Quem diria… um satírico herói dos quadrinhos da Disney criado por brasileiros, mas cujo manto não é vestido por um personagem brasileiro da Disney, como o Zé Carioca (se bem que o Zé também ganharia um manto heroico, sendo diretamente inspirado nesse aqui — mas deixemos este assunto para uma outra crítica)! O escritor Ivan Saidenberg e o desenhista Carlos Edgard Herrero talvez estejam surfando na onda do Superpateta (criado em 1965) ou talvez de um super-herói do mundo dos patos que teve a sua estreia no ano de 1969, na revista Topolino, o temível Superpato.
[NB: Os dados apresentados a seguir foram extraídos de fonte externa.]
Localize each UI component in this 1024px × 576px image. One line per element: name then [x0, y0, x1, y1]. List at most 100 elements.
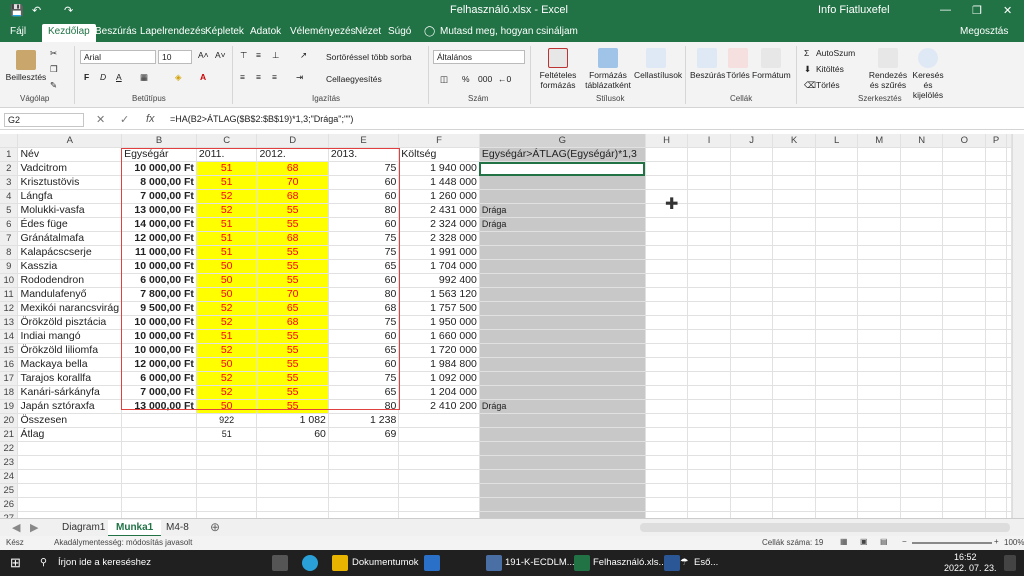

A relação entre os dois heróis é muito grande, mas a proposta dos artistas brasileiros, ao criarem o Morcego Vermelho, é diferente daquela dos artistas italianos ao apresentarem o Superpato em O Diabólico Vingador. O tom de deboche e “zuera” típicos de nossa cultura podem ser vistos na construção desse herói atrapalhado e totalmente “não-heroico”, postura bastante coerente com a personalidade do Peninha, que é a face civil do Morcego.

A introdução ao mascarado acontece em uma história de uma página intitulada Quem é o Morcego Vermelho?, que mostra os Irmãos Metralha fugindo apavorados dessa figura medonha e, após uma gag típica das histórias com o Peninha, temos uma quebra de quarta parede e uma introdução verdadeira ao indivíduo, na história longa Tudo Começou Assim… De volta da Patagônia, Tio Patinhas chega à redação da Patada e encontra seus sobrinhos dormindo na mesa, o que gera a esperada demissão da semana. Temos aqui o problema que se desenrolará em algumas camadas e acabará por levar Donald e seu primo para uma festa à fantasia. E aqui o roteiro de Ivan Saidenberg não enrola e nem faz mistério desnecessário em relação à origem do herói: ele surge completamente por acaso e é da maneira mais deliciosamente caótica possível.

Uma das grandes diferenças entre o Morcego Vermelho e o Superpato está na seriedade com que os criadores desses personagens os tratam. Guido Martina e Giovan Battista Carpi tinham um foco, inclusive editorial: mostrar para as pessoas que reclamavam que Donald era um perdedor nato e que não conseguia se sobressair em nada em sua vida, estavam considerando apenas um lado do personagem. Dessa forma, o Superpato, por mais atrapalhado, cômico e bobo que seja em alguns momentos, é um personagem que se leva a sério e os escritores de suas histórias não abandonam esse lado, pelo menos em algum aspecto das histórias. No caso do Morcego Vermelho, a situação é diferente em proposta editorial, roteiro e arte.

A intenção com esse mascarado  é o puro escracho, no melhor sentido do termo: um personagem criado para ser inteiramente atrapalhado, mas ainda assim combater o crime. E diferente do Superpato, ele surge como alguém adorado pelo povo, graças à campanha de marketing feita pela Patada, em uma reportagem que Donald escreve sobre o herói, elevando exageradamente as qualidades do mascarado e fazendo com que a população de Patópolis caia de amores por ele. Inclusive, temos um quadro do Peninha celebrando a quantidade enorme de cartas, os inventos que o Professor Pardal disponibiliza para ele e o fã clube que os Escoteiros Mirins fundaram para o Morcego Vermelho! Um início completamente maluco e muito bem recebido pelo público. Muito mais sortudo, informal, despreocupado e midiaticamente louvado que o Superpato. Vejam só como são as coisas.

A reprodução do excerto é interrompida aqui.